To mill in a niche market equipment capable of producing lumber cut to exacting standards, recovering maximum value and yield and capable of being operated on a modest budget optimizes the chance for success.
Jim says that"s unfortunate because, "Hawaii"s forests, including endangered Koa trees, are easily reestablished and naturally re-propagate themselves when conditions are right. The forest industry is harmed because people see the lack of trees, and blame is placed on harvest rather than poor restoration."
That means, according to Jim, education is a vital element in reintroducing confidence and restoring timber harvesting to Hawaii. Jim"s research, conducted in partnership with the Hawaiian government, now forms a solid base upon which to build knowledge. The studies identify uses for Hawaiian woods, best practices for sustainable and healthy forests, and market potential.

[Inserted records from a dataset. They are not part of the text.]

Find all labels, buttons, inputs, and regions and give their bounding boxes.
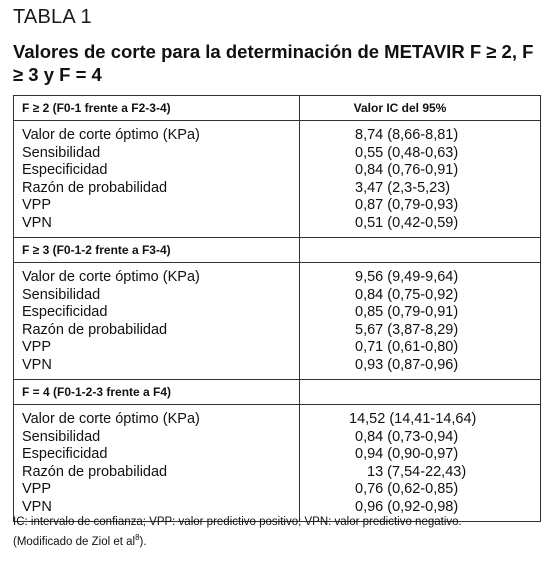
column-header [299, 238, 540, 262]
row-value: 3,47 (2,3-5,23) [355, 179, 451, 196]
row-value: 0,93 (0,87-0,96) [355, 356, 459, 373]
section-body [14, 405, 540, 521]
table-title: Valores de corte para la determinación de METAVIR F ≥ 2, F ≥ 3 y F = 4 [13, 41, 534, 85]
row-value: 0,84 (0,75-0,92) [355, 286, 459, 303]
row-label: Especificidad [22, 162, 108, 178]
row-label: Sensibilidad [22, 286, 101, 303]
row-label: Razón de probabilidad [22, 463, 168, 480]
footnote-citation-end: ). [139, 535, 147, 548]
row-label: Razón de probabilidad [22, 179, 168, 196]
row-label: VPP [22, 339, 52, 355]
row-value: 14,52 (14,41-14,64) [349, 411, 477, 427]
data-table [13, 95, 541, 522]
row-value: 0,51 (0,42-0,59) [355, 214, 459, 231]
row-label: Especificidad [22, 446, 108, 462]
row-value: 0,94 (0,90-0,97) [355, 446, 459, 462]
row-value: 0,76 (0,62-0,85) [355, 481, 459, 497]
row-label: VPN [22, 214, 52, 231]
row-label: VPN [22, 356, 52, 373]
section-header-label: F ≥ 2 (F0-1 frente a F2-3-4) [22, 101, 171, 115]
row-value: 0,87 (0,79-0,93) [355, 197, 459, 213]
row-label: Especificidad [22, 304, 108, 320]
section-header [14, 380, 540, 405]
section-header [14, 96, 540, 121]
section-header [14, 238, 540, 263]
footnote-line: IC: intervalo de confianza; VPP: valor predictivo positivo; VPN: valor predictivo negativo. [13, 516, 462, 528]
row-value: 9,56 (9,49-9,64) [355, 269, 459, 285]
footnote-citation-text: (Modificado de Ziol et al [13, 535, 136, 548]
row-label: VPP [22, 197, 52, 213]
row-label: Valor de corte óptimo (KPa) [22, 269, 200, 285]
row-value: 0,55 (0,48-0,63) [355, 144, 459, 161]
row-label: Valor de corte óptimo (KPa) [22, 127, 200, 143]
row-label: Razón de probabilidad [22, 321, 168, 338]
footnote-reference-number: 8 [135, 533, 140, 542]
row-label: VPN [22, 498, 52, 515]
section-body [14, 121, 540, 238]
row-value: 13 (7,54-22,43) [367, 463, 467, 480]
column-header: Valor IC del 95% [299, 96, 540, 120]
footnote-citation [13, 530, 541, 550]
row-value: 5,67 (3,87-8,29) [355, 321, 459, 338]
row-value: 0,85 (0,79-0,91) [355, 304, 459, 320]
row-value: 0,96 (0,92-0,98) [355, 498, 459, 515]
row-label: Sensibilidad [22, 144, 101, 161]
section-header-label: F ≥ 3 (F0-1-2 frente a F3-4) [22, 243, 171, 257]
column-header [299, 380, 540, 404]
row-value: 0,84 (0,76-0,91) [355, 162, 459, 178]
footnote [13, 515, 541, 550]
section-header-label: F = 4 (F0-1-2-3 frente a F4) [22, 385, 172, 399]
row-value: 0,71 (0,61-0,80) [355, 339, 459, 355]
row-value: 0,84 (0,73-0,94) [355, 428, 459, 445]
row-label: Valor de corte óptimo (KPa) [22, 411, 200, 427]
row-value: 8,74 (8,66-8,81) [355, 127, 459, 143]
table-label: TABLA 1 [13, 6, 92, 28]
section-body [14, 263, 540, 380]
row-label: Sensibilidad [22, 428, 101, 445]
row-label: VPP [22, 481, 52, 497]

Quinn"s third study, the "Hawaii Hardwood Market Study," assessed the Hawaiian market potential. A fourth study "Forest Industry Development Research" gathered yield data for four species available for harvest in Hawaii. (Both of these studies are available on the State of Hawaii DLNR website.)
To obtain the yield data, a local operator was hired to mill various species of logs into lumber using a Wood-Mizer LT40 hydraulic portable sawmill. Sawmills like these are easily moved and set up and, according to Jim, are currently the primary means of manufacturing most of the lumber produced on the islands. Their relatively low cost, mobility, ease of operation, and ability to produce smooth and consistent lumber make them ideal for niche markets like his.
The study revealed considerable unrealized potential from Hawaiian hardwoods. Believing that the challenges (also revealed by the studies) could be overcome, Jim and three partners moved ahead with HIH, first purchasing the Wood-Mizer used in the study, then building a small processing facility in an old sugar cane plant.
Today, HIH purchases logs from private land owners and bids on timber from state lands. Because Koa is listed as an endangered species, Koa logs are available exclusively through salvage of down, dead, or dying trees. Jim
hopes that with a little effort, the easily reproduced Koa will become common and be eventually viewed as a harvestable species.
Finding Future Profits
Jim says the cost of logs and logging in Hawaii is high, but the potential for profitability remains positive. All the species bring a good price. Koa is in high demand and brings a premium price for all grades. Figured Koa can bring $25 a board foot, and highly figured demands as much as $150 a board foot.
At those levels of value, Jim says, the thin kerf of the Wood-Mizer sawmills are valued as a tool for getting the most lumber from each log. With kerfs of about 1/8th of an inch, HIH is able to produce more highly valuable lumber from each log processed. Another advantage of the thin kerf blades is that less power and fuel are required by the 28 hp Kohler engines to convert the logs into lumber.
Rough lumber is manufactured, bundled, kiln dried, and processed to various levels of finished product, depending on demand. Plans are on the drawing board to respond to anticipated increases in market demand, and when justified, the existing facility will be expanded.
The lesson HIH has to offer the larger industry, Jim says, is that while many niche markets with extraordinary potential are available to entrepreneurs in the forest products industry, success in them can be elusive. However, he continues, those careful to develop approaches to the market that are in step with consumer and societal desires can succeed when products are processed with attention to both cost and quality. When these items are adequately addressed, it is possible to find substantial success in areas of the industry others may have given up on.